Laminar shear stress up-regulates the expression of stearoyl-CoA desaturase-1 in vascular endothelial cells

Objective: Laminar shear stress plays critical roles in vascular homeostasis and exerts various metabolic effects on endothelial cells (ECs). Stearoyl-CoA desaturase-1 (SCD1), which catalyzes the biosynthesis of monounsaturated fatty acids, affects the lipid composition and fluidity of the cell membrane. Thus, we examined the effect of laminar flow on SCD1 expression in ECs. Methods: A flow chamber was used to impose a laminar shear stress on a confluent monolayer of human vascular ECs. The expression of SCD1 was examined using real-time RT-PCR and Northern and Western blotting. Immunohistochemical staining was used to assess the expression of SCD1 in Sprague-Dawley rat arteries, including the sites of arterial bifurcation. Results: Laminar shear stress (12 dyn/cm², 12 h) markedly increased the gene expression of SCD1 in ECs.
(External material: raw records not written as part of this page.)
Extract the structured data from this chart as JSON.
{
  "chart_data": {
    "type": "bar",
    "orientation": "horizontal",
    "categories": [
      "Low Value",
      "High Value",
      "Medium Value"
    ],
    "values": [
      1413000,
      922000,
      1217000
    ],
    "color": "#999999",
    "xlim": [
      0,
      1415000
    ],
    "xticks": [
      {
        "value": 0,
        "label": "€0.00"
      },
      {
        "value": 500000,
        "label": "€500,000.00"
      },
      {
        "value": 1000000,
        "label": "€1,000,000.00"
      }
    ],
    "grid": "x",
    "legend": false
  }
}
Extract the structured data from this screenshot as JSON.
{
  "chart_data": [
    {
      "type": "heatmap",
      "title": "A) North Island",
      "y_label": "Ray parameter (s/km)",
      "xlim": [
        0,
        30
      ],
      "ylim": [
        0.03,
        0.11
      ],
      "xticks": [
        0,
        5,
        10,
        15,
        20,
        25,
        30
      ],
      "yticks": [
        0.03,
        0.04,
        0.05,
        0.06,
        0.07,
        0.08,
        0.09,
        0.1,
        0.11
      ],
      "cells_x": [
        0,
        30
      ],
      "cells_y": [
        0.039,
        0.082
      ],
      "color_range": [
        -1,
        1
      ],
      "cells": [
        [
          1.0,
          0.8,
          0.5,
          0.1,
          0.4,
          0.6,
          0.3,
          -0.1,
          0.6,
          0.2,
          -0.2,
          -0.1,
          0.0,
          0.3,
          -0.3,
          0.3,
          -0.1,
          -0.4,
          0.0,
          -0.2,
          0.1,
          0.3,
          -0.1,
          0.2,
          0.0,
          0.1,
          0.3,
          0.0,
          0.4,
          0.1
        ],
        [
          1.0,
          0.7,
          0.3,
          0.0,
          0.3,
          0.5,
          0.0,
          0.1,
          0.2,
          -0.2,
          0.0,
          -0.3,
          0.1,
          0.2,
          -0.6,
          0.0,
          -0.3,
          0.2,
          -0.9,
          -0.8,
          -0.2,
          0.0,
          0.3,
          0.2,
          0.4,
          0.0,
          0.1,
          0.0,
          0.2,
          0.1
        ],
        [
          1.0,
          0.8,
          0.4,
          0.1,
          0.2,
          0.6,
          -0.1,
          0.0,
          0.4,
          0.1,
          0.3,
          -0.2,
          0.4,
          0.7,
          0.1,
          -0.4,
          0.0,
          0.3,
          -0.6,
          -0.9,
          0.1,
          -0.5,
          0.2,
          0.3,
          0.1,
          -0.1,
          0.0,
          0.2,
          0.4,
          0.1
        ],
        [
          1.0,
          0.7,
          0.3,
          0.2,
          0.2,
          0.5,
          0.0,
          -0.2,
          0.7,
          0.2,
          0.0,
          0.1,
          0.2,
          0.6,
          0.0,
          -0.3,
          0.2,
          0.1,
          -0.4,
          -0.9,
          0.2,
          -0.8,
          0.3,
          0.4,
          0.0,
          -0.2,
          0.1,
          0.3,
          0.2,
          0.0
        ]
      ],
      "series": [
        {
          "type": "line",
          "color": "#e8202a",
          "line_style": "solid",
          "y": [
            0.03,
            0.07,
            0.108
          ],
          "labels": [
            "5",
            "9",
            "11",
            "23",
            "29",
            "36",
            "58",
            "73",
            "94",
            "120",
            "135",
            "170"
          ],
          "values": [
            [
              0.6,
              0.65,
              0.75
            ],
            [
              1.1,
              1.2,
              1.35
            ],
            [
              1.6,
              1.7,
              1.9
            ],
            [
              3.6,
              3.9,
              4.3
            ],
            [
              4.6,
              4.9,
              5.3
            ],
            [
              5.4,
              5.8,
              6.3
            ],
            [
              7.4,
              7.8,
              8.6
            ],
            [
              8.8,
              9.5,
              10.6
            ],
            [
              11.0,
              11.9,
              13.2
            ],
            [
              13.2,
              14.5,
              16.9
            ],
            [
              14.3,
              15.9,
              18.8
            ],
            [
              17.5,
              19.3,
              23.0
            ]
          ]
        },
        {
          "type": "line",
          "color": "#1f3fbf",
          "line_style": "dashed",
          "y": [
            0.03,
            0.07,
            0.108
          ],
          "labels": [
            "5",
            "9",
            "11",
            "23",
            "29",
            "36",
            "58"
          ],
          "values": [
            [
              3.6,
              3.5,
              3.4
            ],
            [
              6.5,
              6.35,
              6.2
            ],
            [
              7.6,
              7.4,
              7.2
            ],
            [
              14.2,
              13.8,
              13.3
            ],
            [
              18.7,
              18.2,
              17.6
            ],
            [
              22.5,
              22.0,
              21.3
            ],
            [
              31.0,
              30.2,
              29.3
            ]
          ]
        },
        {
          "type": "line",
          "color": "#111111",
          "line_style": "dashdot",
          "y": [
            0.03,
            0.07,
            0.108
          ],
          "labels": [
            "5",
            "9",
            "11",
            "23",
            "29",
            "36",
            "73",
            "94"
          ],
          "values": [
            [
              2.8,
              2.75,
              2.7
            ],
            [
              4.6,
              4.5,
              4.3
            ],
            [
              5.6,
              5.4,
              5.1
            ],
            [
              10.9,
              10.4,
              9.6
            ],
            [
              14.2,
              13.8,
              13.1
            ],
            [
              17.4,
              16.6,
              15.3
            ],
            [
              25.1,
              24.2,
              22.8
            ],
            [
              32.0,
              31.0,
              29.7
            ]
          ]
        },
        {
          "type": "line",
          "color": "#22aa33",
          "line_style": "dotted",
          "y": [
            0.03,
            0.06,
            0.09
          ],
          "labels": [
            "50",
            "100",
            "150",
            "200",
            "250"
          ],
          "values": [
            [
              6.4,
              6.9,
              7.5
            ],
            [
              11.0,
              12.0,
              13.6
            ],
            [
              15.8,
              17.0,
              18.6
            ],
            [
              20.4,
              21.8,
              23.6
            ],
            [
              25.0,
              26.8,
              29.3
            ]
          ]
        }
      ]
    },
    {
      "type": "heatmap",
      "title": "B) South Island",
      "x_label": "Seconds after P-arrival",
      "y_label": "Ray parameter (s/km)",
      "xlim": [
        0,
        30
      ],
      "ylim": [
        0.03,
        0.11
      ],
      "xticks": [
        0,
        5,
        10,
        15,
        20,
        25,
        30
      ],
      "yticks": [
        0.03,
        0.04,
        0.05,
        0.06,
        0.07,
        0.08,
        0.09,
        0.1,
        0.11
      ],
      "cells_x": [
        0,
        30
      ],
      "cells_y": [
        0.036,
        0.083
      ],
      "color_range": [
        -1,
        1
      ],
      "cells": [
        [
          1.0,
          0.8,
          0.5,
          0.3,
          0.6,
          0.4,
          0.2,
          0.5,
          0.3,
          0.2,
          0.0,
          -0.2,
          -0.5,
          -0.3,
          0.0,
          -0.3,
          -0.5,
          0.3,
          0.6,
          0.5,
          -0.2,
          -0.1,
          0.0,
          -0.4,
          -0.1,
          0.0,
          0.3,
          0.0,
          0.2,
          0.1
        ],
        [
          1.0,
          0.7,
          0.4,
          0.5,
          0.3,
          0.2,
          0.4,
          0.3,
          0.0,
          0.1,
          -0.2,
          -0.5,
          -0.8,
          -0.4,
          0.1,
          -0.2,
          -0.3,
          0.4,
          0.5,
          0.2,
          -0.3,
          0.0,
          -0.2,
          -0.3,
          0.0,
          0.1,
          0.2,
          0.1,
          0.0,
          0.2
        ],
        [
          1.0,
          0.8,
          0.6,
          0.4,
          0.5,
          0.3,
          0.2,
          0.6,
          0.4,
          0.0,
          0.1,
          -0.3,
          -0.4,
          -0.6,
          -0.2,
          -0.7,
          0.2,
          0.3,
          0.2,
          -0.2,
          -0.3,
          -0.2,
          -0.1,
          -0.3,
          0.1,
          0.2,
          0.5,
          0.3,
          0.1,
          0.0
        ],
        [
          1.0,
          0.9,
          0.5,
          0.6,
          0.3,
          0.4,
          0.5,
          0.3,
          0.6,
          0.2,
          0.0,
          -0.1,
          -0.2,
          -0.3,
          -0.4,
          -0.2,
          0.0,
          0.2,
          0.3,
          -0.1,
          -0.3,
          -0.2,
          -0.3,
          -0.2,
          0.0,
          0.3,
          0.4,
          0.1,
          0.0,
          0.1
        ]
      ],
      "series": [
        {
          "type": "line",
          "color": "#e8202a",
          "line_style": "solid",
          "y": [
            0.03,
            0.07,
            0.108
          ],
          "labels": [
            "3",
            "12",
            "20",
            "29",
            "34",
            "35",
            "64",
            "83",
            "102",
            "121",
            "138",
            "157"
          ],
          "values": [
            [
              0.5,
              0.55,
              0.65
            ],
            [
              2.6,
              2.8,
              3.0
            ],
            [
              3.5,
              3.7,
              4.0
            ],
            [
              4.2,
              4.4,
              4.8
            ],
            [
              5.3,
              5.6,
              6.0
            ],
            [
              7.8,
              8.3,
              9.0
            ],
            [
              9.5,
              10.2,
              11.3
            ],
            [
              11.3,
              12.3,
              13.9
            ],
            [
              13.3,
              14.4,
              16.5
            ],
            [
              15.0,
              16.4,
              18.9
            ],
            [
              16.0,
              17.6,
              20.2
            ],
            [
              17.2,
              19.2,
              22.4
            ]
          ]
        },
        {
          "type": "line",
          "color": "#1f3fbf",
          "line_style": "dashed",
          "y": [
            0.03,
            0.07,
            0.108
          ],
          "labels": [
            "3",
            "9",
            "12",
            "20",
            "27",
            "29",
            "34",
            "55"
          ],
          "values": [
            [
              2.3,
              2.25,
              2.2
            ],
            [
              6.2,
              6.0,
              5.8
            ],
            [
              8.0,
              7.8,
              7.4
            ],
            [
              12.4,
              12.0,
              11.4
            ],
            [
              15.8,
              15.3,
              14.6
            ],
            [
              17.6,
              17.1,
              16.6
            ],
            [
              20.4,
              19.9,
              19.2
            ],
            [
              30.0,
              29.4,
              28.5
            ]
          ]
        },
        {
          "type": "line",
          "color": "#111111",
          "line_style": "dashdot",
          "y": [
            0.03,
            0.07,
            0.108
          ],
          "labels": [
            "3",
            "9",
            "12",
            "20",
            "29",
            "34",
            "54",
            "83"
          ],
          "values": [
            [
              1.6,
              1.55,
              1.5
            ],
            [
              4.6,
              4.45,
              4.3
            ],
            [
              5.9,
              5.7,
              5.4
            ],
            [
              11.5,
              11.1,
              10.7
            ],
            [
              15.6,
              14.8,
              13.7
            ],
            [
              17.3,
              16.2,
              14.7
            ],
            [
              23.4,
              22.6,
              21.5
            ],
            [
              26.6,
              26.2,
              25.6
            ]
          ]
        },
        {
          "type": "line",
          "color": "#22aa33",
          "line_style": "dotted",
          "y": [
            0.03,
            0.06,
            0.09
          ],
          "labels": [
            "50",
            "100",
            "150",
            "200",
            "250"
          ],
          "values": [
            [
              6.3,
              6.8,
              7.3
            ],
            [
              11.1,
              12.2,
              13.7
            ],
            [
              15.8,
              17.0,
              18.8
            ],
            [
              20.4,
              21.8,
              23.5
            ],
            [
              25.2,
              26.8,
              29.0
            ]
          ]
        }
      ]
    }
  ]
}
The flow-induced SCD1 expression was attenuated by peroxisome proliferator-activated receptor (PPAR)-γ antagonists both in vitro and in vivo. Troglitazone and rosiglitazone significantly increased the gene expression of SCD1. Furthermore, overexpression of a constitutively active PPARγ induced the expression of SCD1 in ECs. Immunohistochemical study of cross-sections from rat celiac arteries revealed that endothelial expression of SCD1 was substantially higher on the medial division apex, where the shear stress is high and more laminar, than the lateral aspect, where the shear stress is low and unsteady. Conclusion: These in vitro and in vivo results demonstrate that laminar flow increased the expression of SCD1 in endothelium through a PPARγ-specific mechanism, which may contribute to the shear stress-mediated protective roles in ECs.